Je vous l’ai écrit dans la précédente lettre hospitalière : nous, Francs-Maçons des Loges Nationales Françaises Unies, avons toujours revendiqué la petitesse de notre obédience, le fait de tous se connaitre, mais n’avons jamais eu honte de ce que nous étions. Soyons à la hauteur de la qualité de notre engagement maçonnique et dispensons dans les semaines à venir l’Amour Fraternel qui nous rendra plus forts ensemble, et plus que jamais faisons nôtre, le dernier message de René Guilly : « et dis leur bien, que nous nous faisons une très haute idée de la Franc-Maçonnerie… »

Que Dieu nous soit en aide. 

Je vous embrasse avec toute mon affection Fraternelle. 

Dominique SAPPIA 
Grand Hospitalier 
Loges Nationales Françaises Unies 

jeudi 9 avril 2020

Action de Bienfaisance des LNFU

Les Loges Nationales Françaises Unies ont fait don cette semaine d’un respirateur au service de réanimation du Centre hospitalier intercommunal de Créteil, en région parisienne. 

Dans une interview sur le site Hiram.be, Roger Dachez, Grand Maître des LNFU, y voit "une action normale" face à la crise sanitaire que nous vivons et le dénuement des équipes de soin.

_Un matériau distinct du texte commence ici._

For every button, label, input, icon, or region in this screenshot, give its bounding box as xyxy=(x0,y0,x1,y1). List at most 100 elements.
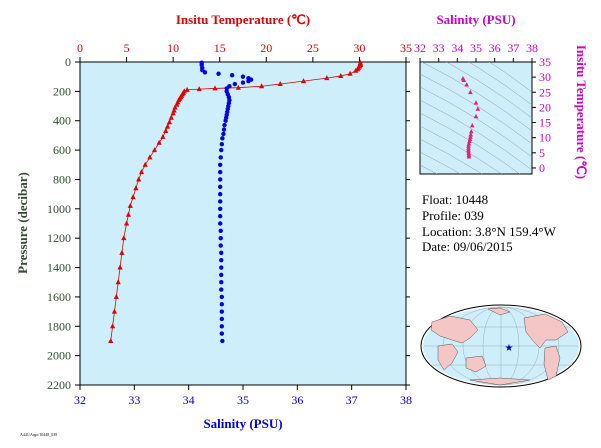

La franc-maçonnerie traditionnelle, s'abstenant de déclarations publiques, a une coutume immémoriale : "la bienfaisance, dans toute l’extension matérielle et spirituelle du terme". C’est ainsi que la franc-maçonnerie traditionnelle libre s'extériorise.

D'autre part, en interne, face à l’isolement de tous, confinés dans des conditions pas toujours confortables, des réunions informelles en visioconférence sont organisées aux LNFU, sans être pour autant des tenues virtuelles.

En conclusion de cette interview, "la maçonnerie, à la mesure de ses moyens, devra être à la hauteur. Mais cela ne doit empêcher personne de se préoccuper aujourd’hui même du bien commun de tous, maçons et non-maçons : notre patrie spirituelle, c’est l’humanité tout entière."

dimanche 8 mars 2020

Action de Bienfaisance de la Loge "Le Cèdre et les Pensées"

La Loge « Le Cèdre et les Pensées n°4 » des LNFU en vue d’une action de bienfaisance pour l’année 2020 a remis, avec l’aide du Grand Hospitalier, un chèque d’un montant de 500 € à l’Association : « Atouts Femmes » dont l’action au quotidien est de soutenir, protéger les familles et les femmes en difficulté dans leur quartier aux moyens d’ateliers créatifs pour les sortir de leur isolement.

  • Fabrication de bijoux
  • Nutrition
  • Fête pour enfants Noël, pâques, Sortie pour s’amuser dans la neige
  • Théâtre, Opéra
  • Sophrologie
  • Self défense
  • Judo pour enfants
  • Diverses conférences sur la condition et les violences faites aux Femmes dans le monde

Cette association portée à bout de bras par sa responsable n’obtient que peu de subvention et elle frappe à beaucoup de portes pour pouvoir donner des moments de partage et bonheur à son entourage. Car tout cela à un coût.
Aussi notre Don financier a été très bien reçu et les remerciements furent chaleureux, au nom des LNFU et de tous ses membres. MERCI !
Notre frère Robert Guinot, photographe pro tempore, représentait pour cette remise les LNFU et son Grand Maitre.